Podszedł do Kremówki, która dostrzegając jego zainteresowanie pluszakami, pochwyciła go ponownie w pyszczek, zaciskając na głowie krówki swoje małe ząbki. Nie odda mu zabawki, wiedział to. Przynajmniej jeśli będzie chciał użyć siły. W dodatku przyglądała im się mama, a nie chciał być przez nią kolejny raz strofowany. Tak też zaczął przekopywać koszyk, w celu znalezienia drugiej takiej samej zabawki. Zanurkował w jego wnętrzu, wywalając nic nie warte śmieci poza niego. Niestety nie udało mu się znaleźć zduplikowanej zabawki. Jednak może, mógł spróbować się z siostrą zamienić na pluszaki?

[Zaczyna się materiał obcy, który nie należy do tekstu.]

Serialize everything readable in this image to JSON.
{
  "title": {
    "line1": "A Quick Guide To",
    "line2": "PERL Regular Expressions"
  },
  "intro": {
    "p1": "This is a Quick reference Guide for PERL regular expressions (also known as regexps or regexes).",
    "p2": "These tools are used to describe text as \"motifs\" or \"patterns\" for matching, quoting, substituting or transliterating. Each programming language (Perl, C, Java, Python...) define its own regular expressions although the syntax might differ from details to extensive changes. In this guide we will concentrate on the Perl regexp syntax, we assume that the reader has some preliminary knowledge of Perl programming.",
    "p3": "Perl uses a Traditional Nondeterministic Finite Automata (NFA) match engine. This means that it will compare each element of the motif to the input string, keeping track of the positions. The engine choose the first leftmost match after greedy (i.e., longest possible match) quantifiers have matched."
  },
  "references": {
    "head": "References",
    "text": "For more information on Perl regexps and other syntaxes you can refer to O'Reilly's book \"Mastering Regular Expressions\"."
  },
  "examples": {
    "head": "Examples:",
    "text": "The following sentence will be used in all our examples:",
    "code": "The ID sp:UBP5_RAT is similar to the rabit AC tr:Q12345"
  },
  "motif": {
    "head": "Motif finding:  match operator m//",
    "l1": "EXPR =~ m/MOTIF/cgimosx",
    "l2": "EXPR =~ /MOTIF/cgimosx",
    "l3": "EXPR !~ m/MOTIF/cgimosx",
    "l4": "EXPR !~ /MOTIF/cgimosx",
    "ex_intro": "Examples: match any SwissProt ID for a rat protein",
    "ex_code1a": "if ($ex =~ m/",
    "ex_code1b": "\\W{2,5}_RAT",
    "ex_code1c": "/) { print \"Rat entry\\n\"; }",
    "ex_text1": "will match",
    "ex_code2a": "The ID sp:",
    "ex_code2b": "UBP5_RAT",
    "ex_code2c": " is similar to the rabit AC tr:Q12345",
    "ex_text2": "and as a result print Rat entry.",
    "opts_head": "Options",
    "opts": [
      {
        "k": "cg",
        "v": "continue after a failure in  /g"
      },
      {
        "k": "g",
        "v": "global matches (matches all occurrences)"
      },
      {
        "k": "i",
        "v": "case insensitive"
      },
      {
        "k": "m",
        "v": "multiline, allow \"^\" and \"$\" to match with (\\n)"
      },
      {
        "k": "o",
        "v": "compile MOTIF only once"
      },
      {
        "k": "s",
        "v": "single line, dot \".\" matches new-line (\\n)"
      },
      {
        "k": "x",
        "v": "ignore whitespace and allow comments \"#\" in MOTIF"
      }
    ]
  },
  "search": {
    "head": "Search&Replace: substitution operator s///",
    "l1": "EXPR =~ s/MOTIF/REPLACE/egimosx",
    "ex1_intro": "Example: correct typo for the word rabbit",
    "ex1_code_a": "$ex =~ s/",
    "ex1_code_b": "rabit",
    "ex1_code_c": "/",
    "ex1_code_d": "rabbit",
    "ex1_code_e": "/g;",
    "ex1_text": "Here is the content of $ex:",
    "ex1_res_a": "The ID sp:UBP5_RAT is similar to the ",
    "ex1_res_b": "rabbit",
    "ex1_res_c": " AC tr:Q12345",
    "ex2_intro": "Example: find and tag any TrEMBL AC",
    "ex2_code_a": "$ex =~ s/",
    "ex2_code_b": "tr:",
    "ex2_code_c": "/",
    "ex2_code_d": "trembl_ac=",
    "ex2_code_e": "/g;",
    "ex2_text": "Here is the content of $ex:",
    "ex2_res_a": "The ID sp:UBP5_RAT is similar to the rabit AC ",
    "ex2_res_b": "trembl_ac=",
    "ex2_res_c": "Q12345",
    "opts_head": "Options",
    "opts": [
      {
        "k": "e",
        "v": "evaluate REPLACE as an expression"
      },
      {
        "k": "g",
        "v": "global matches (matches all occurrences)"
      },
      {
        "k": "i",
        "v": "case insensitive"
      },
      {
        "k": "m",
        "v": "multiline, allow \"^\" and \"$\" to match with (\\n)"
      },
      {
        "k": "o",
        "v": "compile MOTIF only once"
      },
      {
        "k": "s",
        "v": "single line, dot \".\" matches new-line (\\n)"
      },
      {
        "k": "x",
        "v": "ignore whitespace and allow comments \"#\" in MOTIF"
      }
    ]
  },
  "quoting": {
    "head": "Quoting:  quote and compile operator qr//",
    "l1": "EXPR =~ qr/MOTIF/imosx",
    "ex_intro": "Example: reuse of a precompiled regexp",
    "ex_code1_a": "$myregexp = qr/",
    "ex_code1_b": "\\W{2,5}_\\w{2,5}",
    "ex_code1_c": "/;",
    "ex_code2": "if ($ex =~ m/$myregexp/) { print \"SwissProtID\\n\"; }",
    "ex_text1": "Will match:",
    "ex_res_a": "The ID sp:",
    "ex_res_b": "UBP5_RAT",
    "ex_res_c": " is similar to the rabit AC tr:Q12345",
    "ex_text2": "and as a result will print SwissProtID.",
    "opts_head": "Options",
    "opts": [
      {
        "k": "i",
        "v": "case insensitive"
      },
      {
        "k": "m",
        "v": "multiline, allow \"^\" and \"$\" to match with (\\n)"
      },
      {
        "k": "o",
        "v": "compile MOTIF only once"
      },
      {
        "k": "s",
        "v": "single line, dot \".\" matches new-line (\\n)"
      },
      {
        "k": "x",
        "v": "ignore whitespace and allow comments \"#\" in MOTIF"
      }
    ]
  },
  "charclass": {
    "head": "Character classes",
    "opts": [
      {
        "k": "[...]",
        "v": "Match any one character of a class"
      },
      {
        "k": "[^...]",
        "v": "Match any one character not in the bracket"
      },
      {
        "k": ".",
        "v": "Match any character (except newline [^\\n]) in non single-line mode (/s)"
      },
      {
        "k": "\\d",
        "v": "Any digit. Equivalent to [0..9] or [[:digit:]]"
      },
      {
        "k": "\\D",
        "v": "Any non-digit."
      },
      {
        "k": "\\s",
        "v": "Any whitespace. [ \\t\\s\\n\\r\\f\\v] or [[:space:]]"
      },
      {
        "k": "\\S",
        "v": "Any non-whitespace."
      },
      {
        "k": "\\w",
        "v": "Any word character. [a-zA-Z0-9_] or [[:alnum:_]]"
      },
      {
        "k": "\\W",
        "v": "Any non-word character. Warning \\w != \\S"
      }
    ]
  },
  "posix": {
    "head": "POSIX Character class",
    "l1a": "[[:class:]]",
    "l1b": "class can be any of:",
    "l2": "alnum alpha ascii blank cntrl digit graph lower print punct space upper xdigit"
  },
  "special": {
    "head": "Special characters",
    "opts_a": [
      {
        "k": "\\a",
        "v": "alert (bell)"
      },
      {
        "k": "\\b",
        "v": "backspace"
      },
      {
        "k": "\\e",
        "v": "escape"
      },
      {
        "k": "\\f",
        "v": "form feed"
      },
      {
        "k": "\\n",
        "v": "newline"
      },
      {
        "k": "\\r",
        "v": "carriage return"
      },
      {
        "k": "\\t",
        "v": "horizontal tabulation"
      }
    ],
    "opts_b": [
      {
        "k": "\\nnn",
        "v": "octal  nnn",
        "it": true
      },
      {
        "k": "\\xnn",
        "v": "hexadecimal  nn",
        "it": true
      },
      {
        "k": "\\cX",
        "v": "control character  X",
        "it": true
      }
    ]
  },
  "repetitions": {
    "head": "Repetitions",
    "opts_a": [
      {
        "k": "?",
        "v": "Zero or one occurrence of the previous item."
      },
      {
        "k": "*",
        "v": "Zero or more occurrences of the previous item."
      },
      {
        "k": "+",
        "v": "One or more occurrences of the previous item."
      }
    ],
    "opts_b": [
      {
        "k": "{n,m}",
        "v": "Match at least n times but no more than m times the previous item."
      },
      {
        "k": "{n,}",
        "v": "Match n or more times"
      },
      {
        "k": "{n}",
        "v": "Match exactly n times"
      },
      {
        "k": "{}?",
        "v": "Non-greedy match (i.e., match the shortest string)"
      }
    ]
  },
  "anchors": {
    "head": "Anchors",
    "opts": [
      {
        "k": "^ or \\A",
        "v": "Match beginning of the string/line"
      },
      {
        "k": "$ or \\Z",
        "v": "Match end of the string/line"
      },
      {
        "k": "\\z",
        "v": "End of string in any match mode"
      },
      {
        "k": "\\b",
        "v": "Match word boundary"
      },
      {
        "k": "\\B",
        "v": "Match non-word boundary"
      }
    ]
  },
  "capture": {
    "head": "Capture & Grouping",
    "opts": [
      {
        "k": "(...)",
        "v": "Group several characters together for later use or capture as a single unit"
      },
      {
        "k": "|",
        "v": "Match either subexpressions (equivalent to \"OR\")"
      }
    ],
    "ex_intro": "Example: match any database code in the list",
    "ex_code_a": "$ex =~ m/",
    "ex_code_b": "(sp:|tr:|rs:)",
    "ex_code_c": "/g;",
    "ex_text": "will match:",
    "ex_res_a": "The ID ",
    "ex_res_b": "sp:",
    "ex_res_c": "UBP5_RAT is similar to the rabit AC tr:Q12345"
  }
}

Rozejrzał się po innych zabawkach, gdy dostrzegł całkiem fajną pluszową myszkę. Pochwycił ją w pyszczek, po czym wykaraskał się z plecionego kosza i położył zdobycz przed Kremówką.
— Wymienimy się? Ty dasz mi to, a w zamian dam ci to. Jest fajniejsza i bardziej pasuje do ciebie, niż ten łaciaty pluszak, więc możesz mi go oddać.
Zielonooka przyglądała się przedmiotowi wymiany, jednak nie wyglądała na dość przekonania co do oferty Kosa. 
— No nie wiem Kosie, aż tak bardzo zależy ci na tym
Przytaknął łebkiem, w końcu zależało mu na tym tak bardzo, jak jeszcze na niczym innym. Niby mogli się podzielić się zabawką, ale jednak wolał ją mieć na wyłączność. W koszu jest dużo innych gadżetów, więc raz dwa pieszczoszce coś innego wpadnie w oko i zajmie ją na dłuższy czas, dopóki nie stwierdzi, że się znudziła zabawą.